According to your post, you tried to send mail to "
[email protected]".
mydomain.com is a domain owned by someone in Vancouver, Washington. Mail sent to that domain is handled by three mx servers:
mx 0 m1.dnsix.com
mx 1800 m.dnsix.com
mx 1800 ms1.dnsix.com
Since the first and last are the same, only the first two "count".
What this error is telling us is that you reached an mx server, either (probably) m.dnsix.com, or m.dnsix.com. And that the mailserver tried to find dns records for shell.myselldomain.com, but returned that shell.myselldomain.com wasn't in DNS as a valid domain.
Most mail servers, including the ones acting as mx for mydomain.com, won't accept email from servers it can't verify as existing. If your server doesn't exist it shouldn't be able to send mail, should it?

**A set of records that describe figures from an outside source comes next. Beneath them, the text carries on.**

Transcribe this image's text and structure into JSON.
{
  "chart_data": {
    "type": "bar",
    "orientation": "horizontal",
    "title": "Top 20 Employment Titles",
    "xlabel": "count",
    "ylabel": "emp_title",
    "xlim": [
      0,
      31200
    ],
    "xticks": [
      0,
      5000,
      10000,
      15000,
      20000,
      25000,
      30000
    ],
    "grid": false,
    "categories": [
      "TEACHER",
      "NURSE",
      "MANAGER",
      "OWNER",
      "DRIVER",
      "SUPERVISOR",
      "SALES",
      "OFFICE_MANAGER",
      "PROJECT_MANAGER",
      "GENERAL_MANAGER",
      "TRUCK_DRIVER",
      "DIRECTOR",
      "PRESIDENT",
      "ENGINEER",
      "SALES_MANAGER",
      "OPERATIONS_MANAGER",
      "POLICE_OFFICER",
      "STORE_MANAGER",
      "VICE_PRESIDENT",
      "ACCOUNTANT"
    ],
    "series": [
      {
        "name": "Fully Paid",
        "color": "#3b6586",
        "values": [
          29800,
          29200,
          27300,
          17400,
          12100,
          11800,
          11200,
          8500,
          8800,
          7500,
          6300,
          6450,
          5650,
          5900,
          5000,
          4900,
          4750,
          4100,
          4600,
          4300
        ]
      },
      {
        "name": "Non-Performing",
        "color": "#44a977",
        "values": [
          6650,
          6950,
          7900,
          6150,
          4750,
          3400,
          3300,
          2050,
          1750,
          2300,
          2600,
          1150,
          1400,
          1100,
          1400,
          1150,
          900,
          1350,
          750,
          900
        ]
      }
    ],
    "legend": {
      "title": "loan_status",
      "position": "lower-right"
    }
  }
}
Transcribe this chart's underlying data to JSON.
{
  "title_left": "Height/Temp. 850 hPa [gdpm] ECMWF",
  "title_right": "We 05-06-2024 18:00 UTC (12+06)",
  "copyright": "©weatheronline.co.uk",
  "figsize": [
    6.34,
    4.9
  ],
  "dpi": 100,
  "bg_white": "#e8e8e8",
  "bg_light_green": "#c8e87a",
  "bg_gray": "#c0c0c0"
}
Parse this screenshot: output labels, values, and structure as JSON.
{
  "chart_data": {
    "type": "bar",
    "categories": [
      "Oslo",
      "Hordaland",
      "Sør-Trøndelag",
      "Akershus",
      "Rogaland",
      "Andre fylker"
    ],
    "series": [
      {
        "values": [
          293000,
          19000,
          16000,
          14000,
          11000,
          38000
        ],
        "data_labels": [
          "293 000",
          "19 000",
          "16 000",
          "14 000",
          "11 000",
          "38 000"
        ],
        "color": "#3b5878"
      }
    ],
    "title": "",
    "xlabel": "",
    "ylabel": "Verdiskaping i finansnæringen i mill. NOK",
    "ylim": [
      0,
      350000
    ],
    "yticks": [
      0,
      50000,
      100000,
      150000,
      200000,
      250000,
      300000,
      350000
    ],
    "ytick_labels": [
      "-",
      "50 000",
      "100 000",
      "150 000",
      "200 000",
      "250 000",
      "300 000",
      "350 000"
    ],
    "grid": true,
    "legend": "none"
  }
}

Spammers often use phony domain names; mailservers that block mail from nonexisting domains (and therefor nonexistent servers) do it in an attempt to keep spam traffic down.
If that's really the error message you got, then the test is faulty because it uses nonreal information.
If that's not the error message you got, then of course we can't help you unless you give us the real information.